Wednesday, October 23, 2013

 

Page 1

 

Hearing on Ninth Circuit Nominee Owens Postponed

 

By a MetNews Staff Writer

 

Today’s scheduled confirmation hearing for Ninth U.S. Circuit Court of Appeals nominee John Owens has been postponed to next week.

A notice posted on the web page for the Senate Judiciary Committee said hearings for Owens, as well as four other judicial nominees, that had been scheduled for today will take place next Wednesday, beginning at 2:30 p.m.

Owens, a Los Angeles-based litigation partner in Munger, Tolles & Olson, was nominated by President Obama on Aug. 1. The American Bar Association Standing Committee on the Federal Judiciary gave him its highest possible rating, “Well Qualified,” by a unanimous vote, with one member recused.

Owens, 41, is a former federal prosecutor in Los Angeles and San Diego, where he headed the Criminal Division before joining Munger Tolles in January of last year.

He is a UC Berkeley and Stanford Law School graduate and, according to his firm profile, “specializes in anticipating the government’s investigative, trial and settlement strategies and mapping out the client’s best response, both inside and outside the courtroom.” His clients include the drilling company Transocean, which he and others at the firm represent in the criminal investigation arising from the April 20, 2010 oil spill in the Gulf of Mexico.

The National Law Journal reported recently that Owens could face opposition from Idaho’s Republican senators, who believe that the seat—which has been vacant since Judge Stephen Trott took senior status in 2004—should go to someone from that state, since Trott’s chambers are located in Boise.

Sen. Patrick Leahy, D-Vt., the Judiciary Committee chair, treated the seat as a California seat for purposes of the “blue slip” process, by which a confirmation hearing is scheduled upon the approval of the two senators from a nominee’s home state. This was consistent with a 2006 statement that Leahy made regarding the seat:

“Judge Trott was from California, where he had practiced for much of his career prior to becoming a judge. In fact, he was nominated to fill the seat of another Californian, Judge Joseph Sneed. At the time of his nomination, … the Senators from California were consulted and it was understood to be a California seat. The practice in filling circuit vacancies has been to replace each with a nominee from the same State from which his or her predecessor was nominated. ... I do not know of any precedent for a judge’s personal decision to change his or her personal residence resulted in shifting a circuit seat. …I am sensitive that every State within a circuit should have at least one judge come from that State. I supported legislation to ensure that.”

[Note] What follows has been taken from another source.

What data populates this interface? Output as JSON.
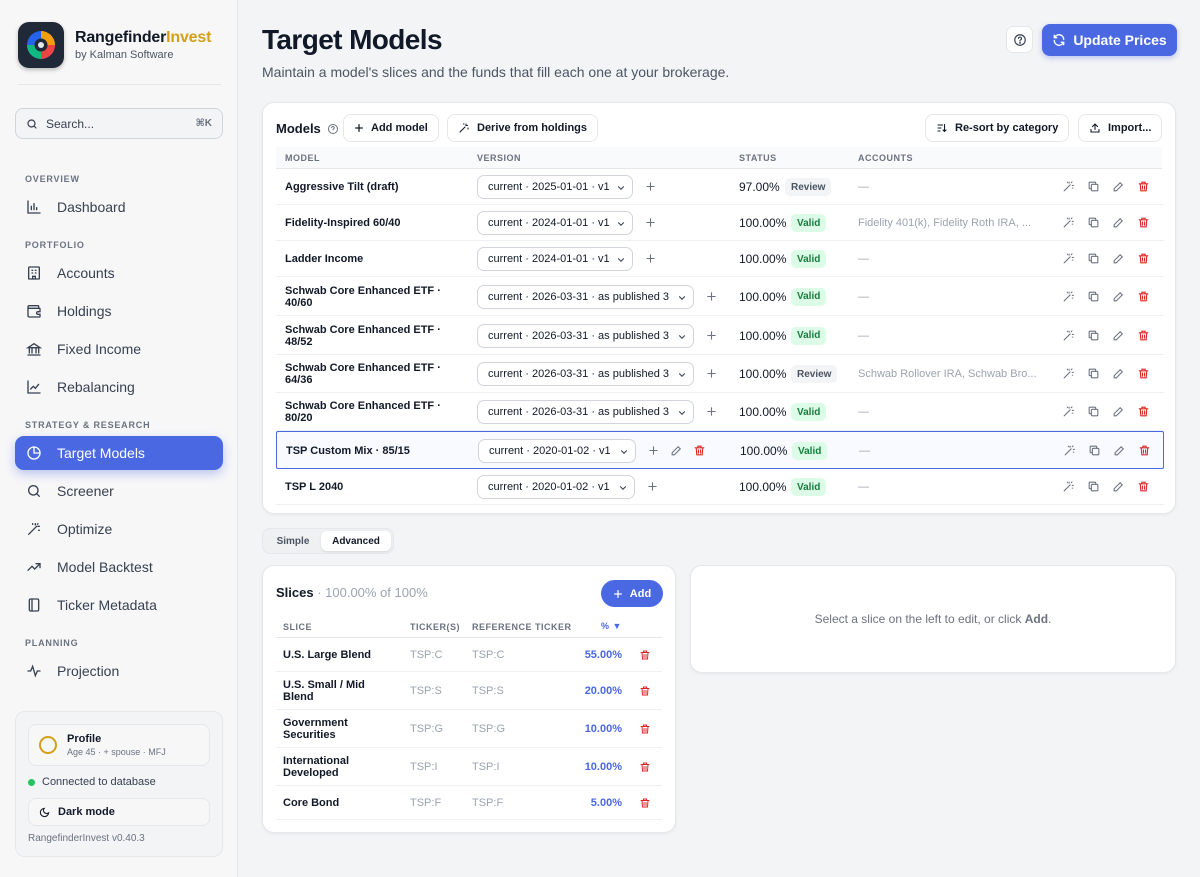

At the time Trott took senior status, Idaho was the only state in the circuit without an active, resident circuit judge, as Judge Thomas G. Nelson, since deceased, had taken senior status in November 2003. President Bush, who had nominated Boise attorney William G. Myers III to succeed Nelson, tapped N. Randy Smith, then a state trial judge in Idaho, to succeed Trott.

Democrats, however, objected to Myers on ideological grounds and to Smith on the ground that the seat should go to a Californian. After Democrats won control of the Senate in the November 2006 elections, however, the president did not resubmit Myers’ nomination, withdrew Smith’s nomination to the Trott seat, and replaced Myers with Smith as the nominee for the Nelson seat.

Smith subsequently won confirmation by a vote of 94-0.